In IT and other high tech areas contracting officials do little more than guess as to what is proper. Sometimes agencies are outrageous. NASA sent me a sole source for approval when I was working under the Brooks Law at GSA for some Univac disk drives. Their paper work said only Univac made such a device. I could name three other firms without pulling a reference work. Needless to say, they got no approval.

I have been involved in at least two on behalf of clients where the government shoots their own foot. One was the Navy and one was Treasury. In each case, we told the agency we were a sole source. We all know you can seldom believe anything the sales guy says. They didn't. They issued the RFP and got one bid. Ours told them so. In the Navy case we raised our price by $500K for the inconvenience of having to bid after we told them we were truly sole source.
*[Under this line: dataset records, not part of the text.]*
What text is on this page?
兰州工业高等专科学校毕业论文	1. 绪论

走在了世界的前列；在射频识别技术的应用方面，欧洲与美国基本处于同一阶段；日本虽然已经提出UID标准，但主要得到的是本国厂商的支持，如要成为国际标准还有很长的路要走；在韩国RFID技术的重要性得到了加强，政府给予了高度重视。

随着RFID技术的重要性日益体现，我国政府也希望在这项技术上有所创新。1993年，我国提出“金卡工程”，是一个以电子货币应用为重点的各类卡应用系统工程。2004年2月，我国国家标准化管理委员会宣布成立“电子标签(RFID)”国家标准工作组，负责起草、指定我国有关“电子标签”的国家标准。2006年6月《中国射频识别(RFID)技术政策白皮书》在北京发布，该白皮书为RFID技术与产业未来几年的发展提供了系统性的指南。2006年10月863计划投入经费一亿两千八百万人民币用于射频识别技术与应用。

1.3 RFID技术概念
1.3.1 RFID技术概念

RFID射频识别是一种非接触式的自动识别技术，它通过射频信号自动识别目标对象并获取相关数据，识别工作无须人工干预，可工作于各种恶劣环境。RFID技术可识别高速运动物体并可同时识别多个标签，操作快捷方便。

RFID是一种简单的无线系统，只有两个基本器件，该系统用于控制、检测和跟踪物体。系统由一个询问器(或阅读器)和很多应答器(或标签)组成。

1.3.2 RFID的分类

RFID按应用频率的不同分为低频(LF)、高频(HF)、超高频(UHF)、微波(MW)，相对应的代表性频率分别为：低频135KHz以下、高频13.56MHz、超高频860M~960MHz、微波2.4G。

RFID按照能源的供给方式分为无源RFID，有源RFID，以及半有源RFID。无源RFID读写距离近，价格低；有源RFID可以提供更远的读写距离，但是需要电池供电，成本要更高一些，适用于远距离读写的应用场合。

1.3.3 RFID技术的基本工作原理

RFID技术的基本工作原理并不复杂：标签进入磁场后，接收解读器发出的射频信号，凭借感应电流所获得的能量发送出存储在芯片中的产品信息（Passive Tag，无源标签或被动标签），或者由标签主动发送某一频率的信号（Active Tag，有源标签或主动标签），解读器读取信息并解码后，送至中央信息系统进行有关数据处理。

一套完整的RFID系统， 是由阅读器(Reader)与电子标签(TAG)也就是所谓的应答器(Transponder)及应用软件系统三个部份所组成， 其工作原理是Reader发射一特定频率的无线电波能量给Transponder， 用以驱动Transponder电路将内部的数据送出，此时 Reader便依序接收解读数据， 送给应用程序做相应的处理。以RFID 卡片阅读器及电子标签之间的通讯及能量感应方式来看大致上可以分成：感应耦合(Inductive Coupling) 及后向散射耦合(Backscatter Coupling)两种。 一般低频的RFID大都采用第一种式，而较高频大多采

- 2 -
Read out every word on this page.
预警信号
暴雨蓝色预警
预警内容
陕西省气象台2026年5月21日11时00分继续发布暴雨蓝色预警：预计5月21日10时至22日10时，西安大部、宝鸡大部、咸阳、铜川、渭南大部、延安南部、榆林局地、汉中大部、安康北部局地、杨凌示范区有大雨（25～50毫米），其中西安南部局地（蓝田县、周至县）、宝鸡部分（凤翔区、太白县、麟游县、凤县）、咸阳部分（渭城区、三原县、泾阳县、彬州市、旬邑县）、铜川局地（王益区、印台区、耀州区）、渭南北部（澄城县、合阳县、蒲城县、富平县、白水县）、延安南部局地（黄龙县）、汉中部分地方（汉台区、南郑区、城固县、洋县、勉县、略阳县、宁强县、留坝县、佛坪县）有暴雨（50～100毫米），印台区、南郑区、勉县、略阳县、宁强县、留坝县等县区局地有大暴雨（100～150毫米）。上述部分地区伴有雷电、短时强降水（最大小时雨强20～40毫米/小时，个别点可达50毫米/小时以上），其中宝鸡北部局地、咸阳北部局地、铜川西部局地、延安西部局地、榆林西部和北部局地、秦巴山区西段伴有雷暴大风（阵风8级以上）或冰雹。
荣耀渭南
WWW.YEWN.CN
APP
But perhaps the two most indelible ones were a Treasury and an Air Force job. In both of these the government wasted literally many millions and this was caused by contracting people's arrogance and technical people's ignorance. The techies did not understand their own problem. We did. The contracting people thought they were skilled to the point they could buy anything. In fact, I wouldn't want them to buy me a canoe. Can you imagine a CO at Treasury who could be this arrogant with justification?

In the Air Force case my client had some very complex software which cost more than $50 million to build; took ten years and which had been honed and fine tuned in actual operation for more than a decade. We were the incumbent vendor in a large AF account and were billing them about $10 million per year. This was one of those rare cases where the software was so efficient and valuable that it was cheap at any price.
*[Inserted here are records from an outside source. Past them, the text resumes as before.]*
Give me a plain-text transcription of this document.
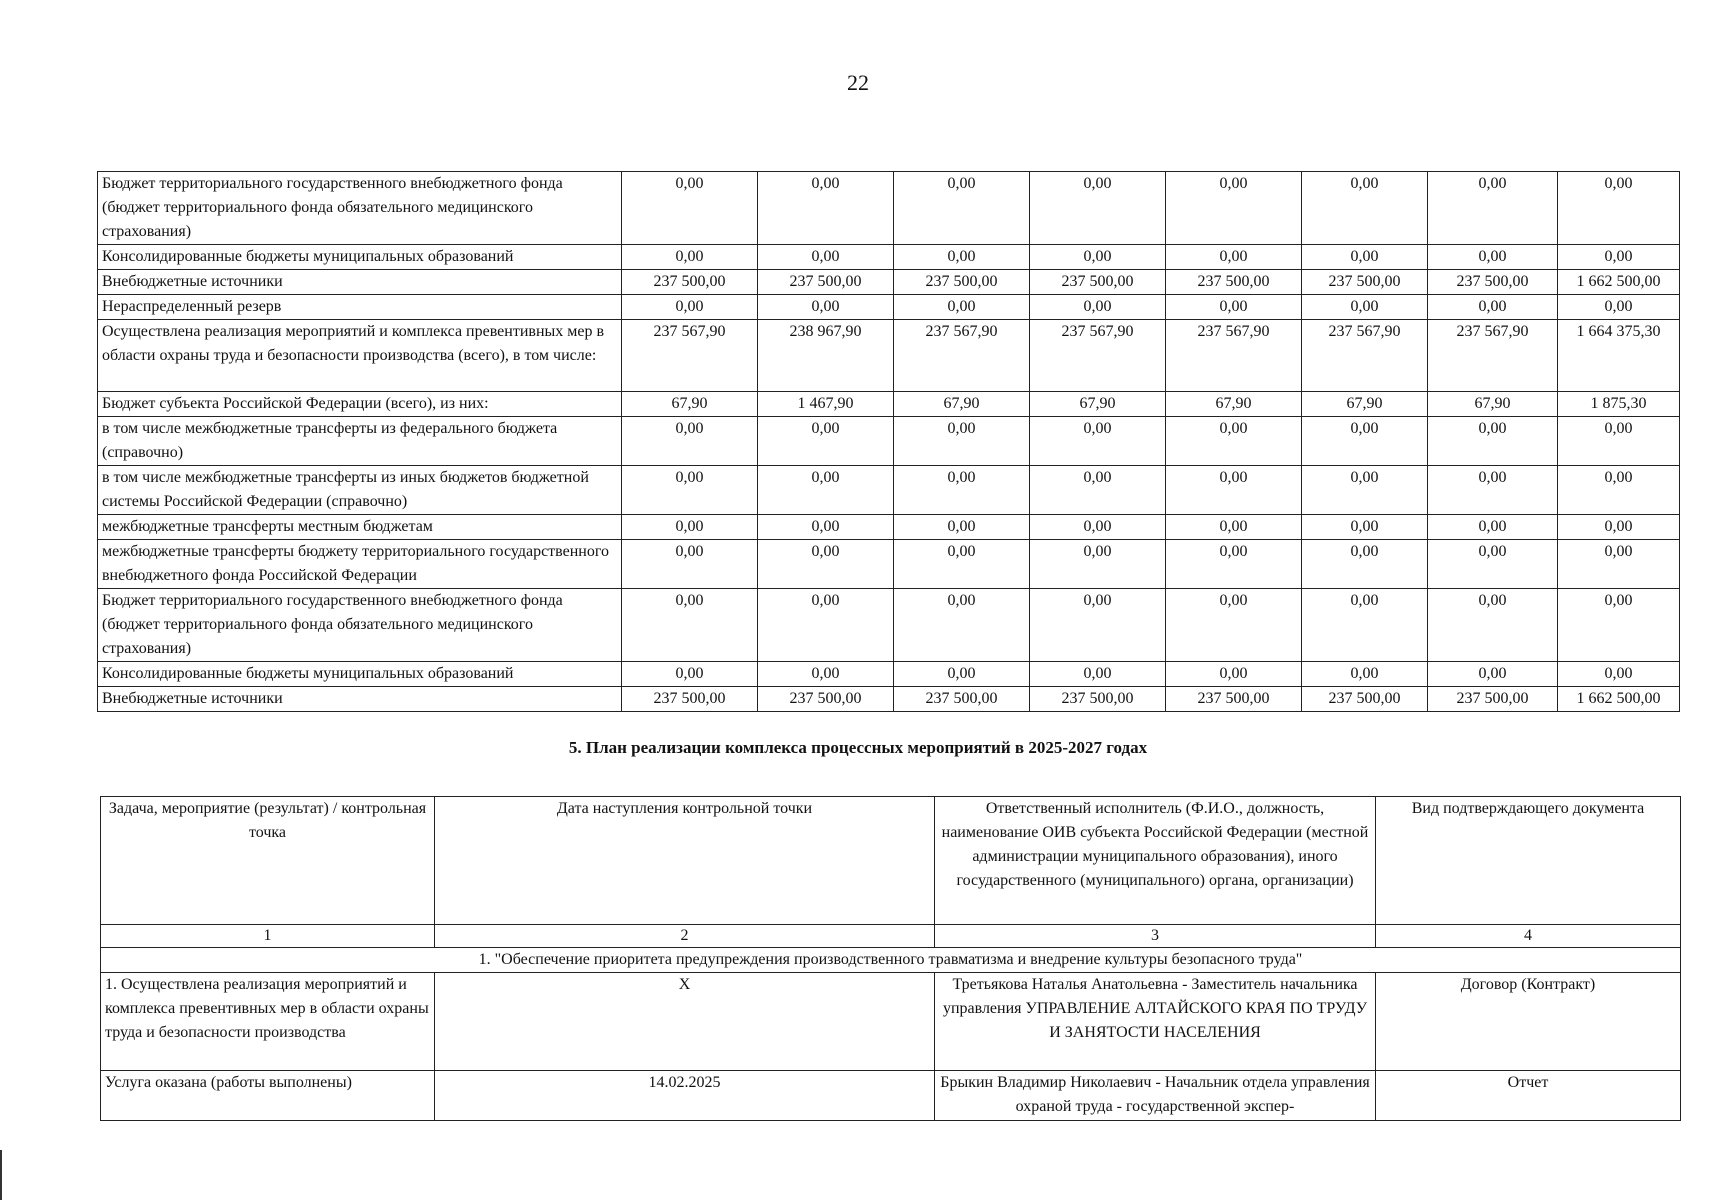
22
Бюджет территориального государственного внебюджетного фонда (бюджет территориального фонда обязательного медицинского страхования)	0,00	0,00	0,00	0,00	0,00	0,00	0,00	0,00
Консолидированные бюджеты муниципальных образований	0,00	0,00	0,00	0,00	0,00	0,00	0,00	0,00
Внебюджетные источники	237 500,00	237 500,00	237 500,00	237 500,00	237 500,00	237 500,00	237 500,00	1 662 500,00
Нераспределенный резерв	0,00	0,00	0,00	0,00	0,00	0,00	0,00	0,00
Осуществлена реализация мероприятий и комплекса превентивных мер в области охраны труда и безопасности производства (всего), в том числе:	237 567,90	238 967,90	237 567,90	237 567,90	237 567,90	237 567,90	237 567,90	1 664 375,30
Бюджет субъекта Российской Федерации (всего), из них:	67,90	1 467,90	67,90	67,90	67,90	67,90	67,90	1 875,30
в том числе межбюджетные трансферты из федерального бюджета (справочно)	0,00	0,00	0,00	0,00	0,00	0,00	0,00	0,00
в том числе межбюджетные трансферты из иных бюджетов бюджетной системы Российской Федерации (справочно)	0,00	0,00	0,00	0,00	0,00	0,00	0,00	0,00
межбюджетные трансферты местным бюджетам	0,00	0,00	0,00	0,00	0,00	0,00	0,00	0,00
межбюджетные трансферты бюджету территориального государственного внебюджетного фонда Российской Федерации	0,00	0,00	0,00	0,00	0,00	0,00	0,00	0,00
Бюджет территориального государственного внебюджетного фонда (бюджет территориального фонда обязательного медицинского страхования)	0,00	0,00	0,00	0,00	0,00	0,00	0,00	0,00
Консолидированные бюджеты муниципальных образований	0,00	0,00	0,00	0,00	0,00	0,00	0,00	0,00
Внебюджетные источники	237 500,00	237 500,00	237 500,00	237 500,00	237 500,00	237 500,00	237 500,00	1 662 500,00
5. План реализации комплекса процессных мероприятий в 2025-2027 годах
Задача, мероприятие (результат) / контрольная точка	Дата наступления контрольной точки	Ответственный исполнитель (Ф.И.О., должность, наименование ОИВ субъекта Российской Федерации (местной администрации муниципального образования), иного государственного (муниципального) органа, организации)	Вид подтверждающего документа
1	2	3	4
1. "Обеспечение приоритета предупреждения производственного травматизма и внедрение культуры безопасного труда"			
1. Осуществлена реализация мероприятий и комплекса превентивных мер в области охраны труда и безопасности производства	X	Третьякова Наталья Анатольевна - Заместитель начальника управления УПРАВЛЕНИЕ АЛТАЙСКОГО КРАЯ ПО ТРУДУ И ЗАНЯТОСТИ НАСЕЛЕНИЯ	Договор (Контракт)
Услуга оказана (работы выполнены)	14.02.2025	Брыкин Владимир Николаевич - Начальник отдела управления охраной труда - государственной экспер-	Отчет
Suppose I could sell you a little button to install in your car and if you pushed it before a trip your fuel efficiency would double? Suppose I made it for $3 and sold it for $25 or $75 or $575. No matter the price you would still be saving money especially as the price of fuel rose. This illustrates in a hypothetical way what this software would do. But the AF got mad at us and felt they were being ripped off. And we weren't cheap but it worked beautifully. So they started a 5-year program to dump us out and get someone else. First, they tried to use another product. It did not do the job.

Then they went to a GSA requirements contract and hired a system's integrator. After spending more than our cost - about $2 million - they gave up and did a T for C. Then they did another RFP and hired a bigger systems firm and spent even more and it fell further behind schedule etc.

The last time I talked to the client the AF was still mad and still trying to dump him and still failing. In the next attempt, if they get it free, they will be behind the cost comparison for at least a decade. The Treasury story is similar but worse. After going through the re-competition process, hiring the large, super sized systems firm, seeing this firm throw up his hands after the expenditure of several million and issuing a T for C they now, 8 or 9 years after are still doing business with the original firm on a sole source basis.

Sometimes it is not easy to tell when you really have a sole source or your really don't. And agencies, traditionally and ignorantly, seldom get outside expert opinion.

REVERSE AUCTION 3.1: Once a captain in the AF told me he did not care if his IT supplier went broke bidding too low as many more firms were clamoring for his business.

Once when I was at GSA, I asked a smart official as to why the government didn't call a meeting, get all the vendors in the room and auction off the bid to the low bidder. His response was that some of the vendors weren't too smart and would bid so low they went under.

Now it would appear that was as a detriment 30 years ago is a positive now since reverse auctions cause vendors to line up and cut their own and each other's throats.

But what will you do when GSA looks at the auction price, calls all the firms with that item on the schedule and tells you to reduce your schedule price or lose your schedule?

And if you have a reverse auction for Oracle software we are only competing on reseller's markup. But the same thing happens which Justice or NIH or someone illegally names a brand name in a bid. Your thoughts please on reverse auctions.